= Queen Charlotte Bay =

Bay in the Falkland Islands

Map of the Falkland Islands showing Queen Charlotte Bay

Queen Charlotte Bay (Spanish: Bahia San Julian) is a bay/fjord on the west coast of West Falkland in the Falkland Islands.

== Geography ==
It is one of the two main bays on that coast, the other being King George Bay. It has an extremely intricate shoreline, and is regularly battered by westerly winds. The entrance across the bay from Swan Point (on the north-eastern tip of Weddell Island) and Dunnose Head on West Falkland is 10 mi.

== Name ==
The bay is said to be named after Charlotte of Mecklenburg-Strelitz, a queen of England.

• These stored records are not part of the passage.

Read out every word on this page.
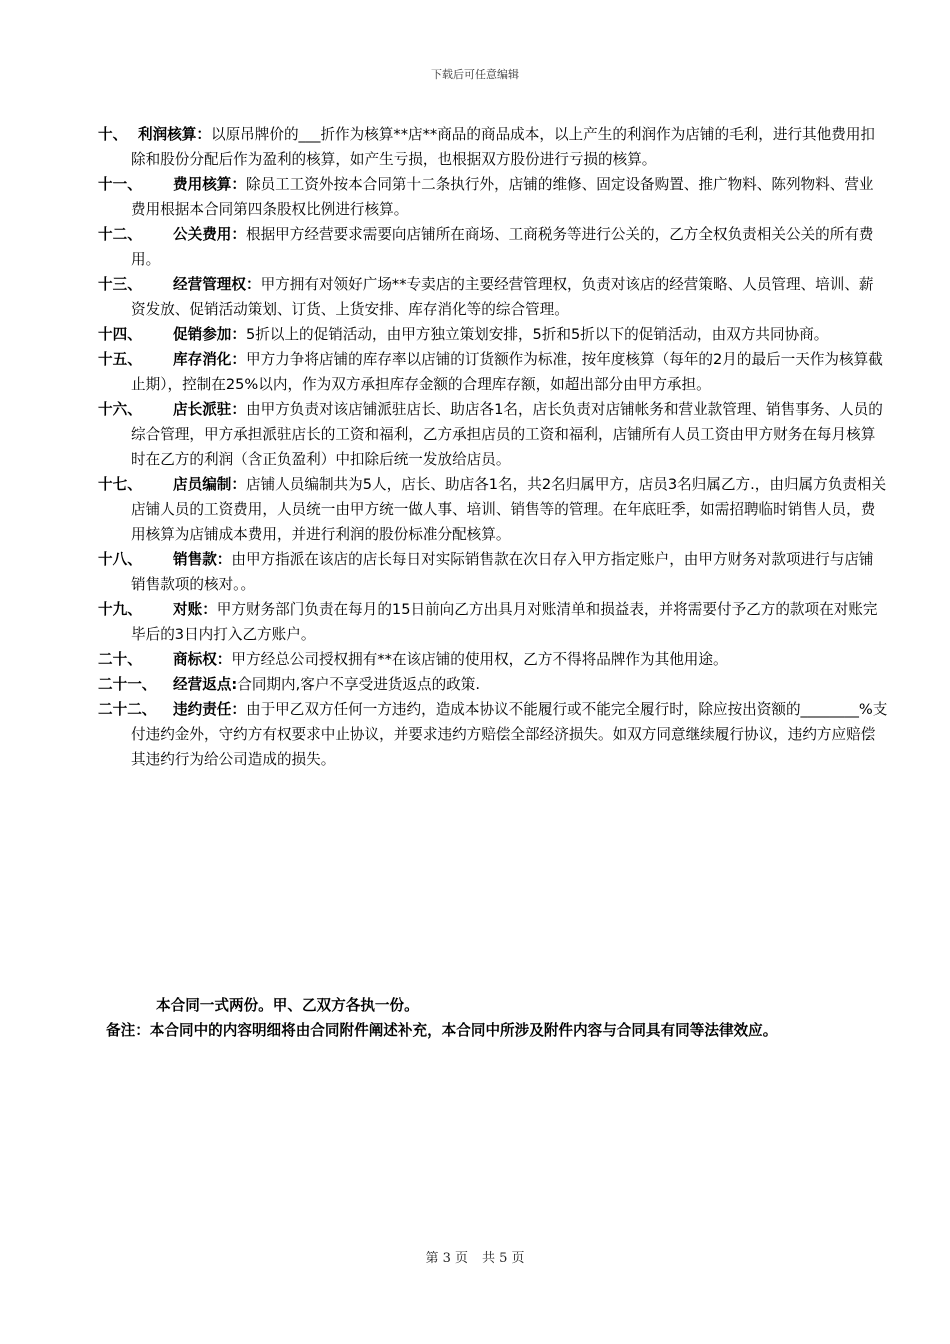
下载后可任意编辑
十、 利润核算：以原吊牌价的___折作为核算**店**商品的商品成本，以上产生的利润作为店铺的毛利，进行其他费用扣除和股份分配后作为盈利的核算，如产生亏损，也根据双方股份进行亏损的核算。
十一、 费用核算：除员工工资外按本合同第十二条执行外，店铺的维修、固定设备购置、推广物料、陈列物料、营业费用根据本合同第四条股权比例进行核算。
十二、 公关费用：根据甲方经营要求需要向店铺所在商场、工商税务等进行公关的，乙方全权负责相关公关的所有费用。
十三、 经营管理权：甲方拥有对领好广场**专卖店的主要经营管理权，负责对该店的经营策略、人员管理、培训、薪资发放、促销活动策划、订货、上货安排、库存消化等的综合管理。
十四、 促销参加：5折以上的促销活动，由甲方独立策划安排，5折和5折以下的促销活动，由双方共同协商。
十五、 库存消化：甲方力争将店铺的库存率以店铺的订货额作为标准，按年度核算（每年的2月的最后一天作为核算截止期），控制在25%以内，作为双方承担库存金额的合理库存额，如超出部分由甲方承担。
十六、 店长派驻：由甲方负责对该店铺派驻店长、助店各1名，店长负责对店铺帐务和营业款管理、销售事务、人员的综合管理，甲方承担派驻店长的工资和福利，乙方承担店员的工资和福利，店铺所有人员工资由甲方财务在每月核算时在乙方的利润（含正负盈利）中扣除后统一发放给店员。
十七、 店员编制：店铺人员编制共为5人，店长、助店各1名，共2名归属甲方，店员3名归属乙方.，由归属方负责相关店铺人员的工资费用，人员统一由甲方统一做人事、培训、销售等的管理。在年底旺季，如需招聘临时销售人员，费用核算为店铺成本费用，并进行利润的股份标准分配核算。
十八、 销售款：由甲方指派在该店的店长每日对实际销售款在次日存入甲方指定账户，由甲方财务对款项进行与店铺销售款项的核对。。
十九、 对账：甲方财务部门负责在每月的15日前向乙方出具月对账清单和损益表，并将需要付予乙方的款项在对账完毕后的3日内打入乙方账户。
二十、 商标权：甲方经总公司授权拥有**在该店铺的使用权，乙方不得将品牌作为其他用途。
二十一、 经营返点:合同期内,客户不享受进货返点的政策.
二十二、 违约责任：由于甲乙双方任何一方违约，造成本协议不能履行或不能完全履行时，除应按出资额的________%支付违约金外，守约方有权要求中止协议，并要求违约方赔偿全部经济损失。如双方同意继续履行协议，违约方应赔偿其违约行为给公司造成的损失。
本合同一式两份。甲、乙双方各执一份。
备注：本合同中的内容明细将由合同附件阐述补充，本合同中所涉及附件内容与合同具有同等法律效应。
第 3 页 共 5 页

Several islands are in the bay; the named ones are Weddell Island, the Double Creek Islands (East, West and Outer Islet), Fox Island, Double Island (which covers 9 ha, Outer Island (which covers an area of 20 ha, and Harpoon Island which covers an area of 3 ha. The three islands were the first offshore islands (i.e. not on the two main islands of West or East Falkland) to benefit from a rat eradication scheme in 2001. Double Island is made up of two land masses joined by a small neck of land (hence the name Double Island).

== Wildlife ==
The bay is noted for being a good place to see baleen, fin, minke, and sei whales, with occasional sightings of Peale's dolphins and orcas. Other whales and sea mammals have been spotted in the area, but stay outside the bay, which is believed to have a maximum depth of 60 m. The bay is also used as a sheltering point for fishing boats involved in the squid-fishing industry. Birdlife around the bay includes thin-billed prions, striated caracara, rock shags, sheathbills and king shags. The bay is also host to juvenile Doryteuthis gahi (Patagonian squid) which are part of the diet of various animals in the area including Gentoo penguins.